Select your platform:

  1. Create a docker-compose.yml file:

    version: '3.1'
    
    services:
      enclave-fabric:
        container_name: fabric
        image: enclavenetworks/enclave:latest
        restart: always
    
        cap_add:
          - NET_ADMIN
        devices:
          - /dev/net/tun
        environment:
          ENCLAVE_ENROLMENT_KEY: XXXXX-XXXXX-XXXXX-XXXXX-XXXXX
        volumes:
          - enclave-config:/etc/enclave/profiles
          - enclave-logs:/var/log/enclave
    
    volumes:
      enclave-config:
      enclave-logs:
    
  2. Replace XXXXX-XXXXX-XXXXX-XXXXX-XXXXX with your Default Enrolment Key

  3. Bring the container up using docker-compose up -d

  4. Verify Enclave is running insider the container with docker exec fabric enclave status

  1. Add the enclave-sidecar to your pod yaml file under the containers: section.
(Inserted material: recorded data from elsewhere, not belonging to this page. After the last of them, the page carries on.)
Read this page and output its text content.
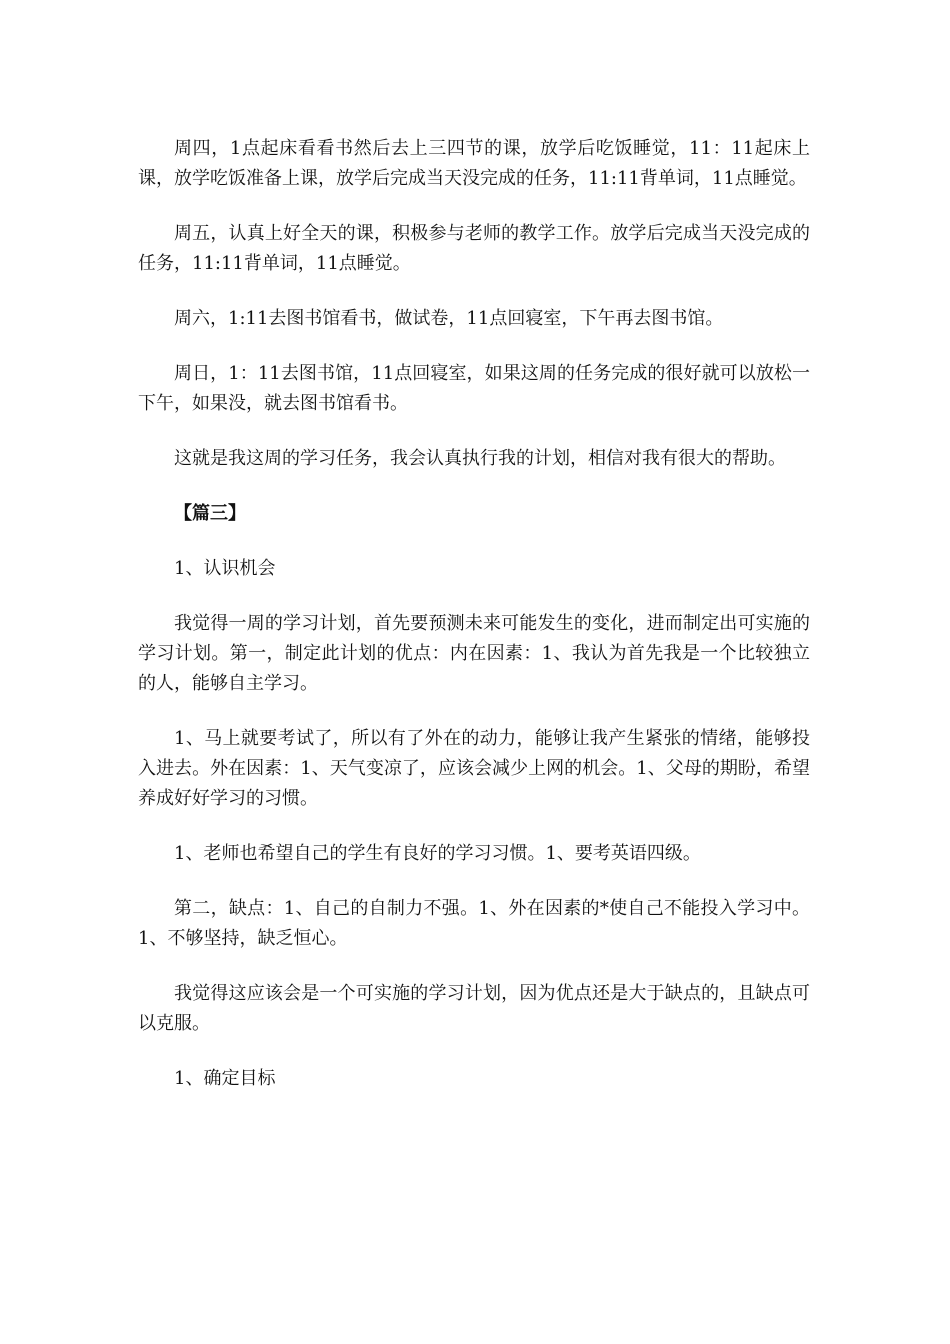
周四，1点起床看看书然后去上三四节的课，放学后吃饭睡觉，11：11起床上课，放学吃饭准备上课，放学后完成当天没完成的任务，11:11背单词，11点睡觉。

周五，认真上好全天的课，积极参与老师的教学工作。放学后完成当天没完成的任务，11:11背单词，11点睡觉。

周六，1:11去图书馆看书，做试卷，11点回寝室，下午再去图书馆。

周日，1：11去图书馆，11点回寝室，如果这周的任务完成的很好就可以放松一下午，如果没，就去图书馆看书。

这就是我这周的学习任务，我会认真执行我的计划，相信对我有很大的帮助。

【篇三】

1、认识机会

我觉得一周的学习计划，首先要预测未来可能发生的变化，进而制定出可实施的学习计划。第一，制定此计划的优点：内在因素：1、我认为首先我是一个比较独立的人，能够自主学习。

1、马上就要考试了，所以有了外在的动力，能够让我产生紧张的情绪，能够投入进去。外在因素：1、天气变凉了，应该会减少上网的机会。1、父母的期盼，希望养成好好学习的习惯。

1、老师也希望自己的学生有良好的学习习惯。1、要考英语四级。

第二，缺点：1、自己的自制力不强。1、外在因素的*使自己不能投入学习中。1、不够坚持，缺乏恒心。

我觉得这应该会是一个可实施的学习计划，因为优点还是大于缺点的，且缺点可以克服。

1、确定目标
For example, if your pod contains an nginx container:

    spec:
      containers:
      - name: nginx-container
        image: nginx:1.7.9
        ports:
          - containerPort: 80
    

    Add the enclave-sidecar definition to below your existing pod:

    spec:
      containers:
      - name: nginx-container
        ...
    
      - name: enclave-sidecar
        image: enclavenetworks/enclave:latest
        env:
          - name: "ENCLAVE_ENROLMENT_KEY"
            value: "XXXXX-XXXXX-XXXXX-XXXXX-XXXXX"
        securityContext:
          capabilities:
            add: ['NET_ADMIN']
        volumeMounts:
          - name: tun
            mountPath: /dev/net/tun
      volumes:
        - name: tun
          hostPath:
            type: 'CharDevice'
            path: /dev/net/tun
    

    See pod.yaml for a complete example.

  2. Replace XXXXX-XXXXX-XXXXX-XXXXX-XXXXX with your Default Enrolment Key

  3. Push your changes to the cluster using kubectl apply or your preferred method

Select your device:

  1. We have beta support for Synology NAS drives (running on DSM 7.0 or later) via docker. Please follow our guide to installing Enclave on your Synology NAS drive.

Congratulations! You've successfully enrolled a new system to your Enclave account. Once you've enrolled at least two systems, continue by attaching tags to your newly enrolled systems.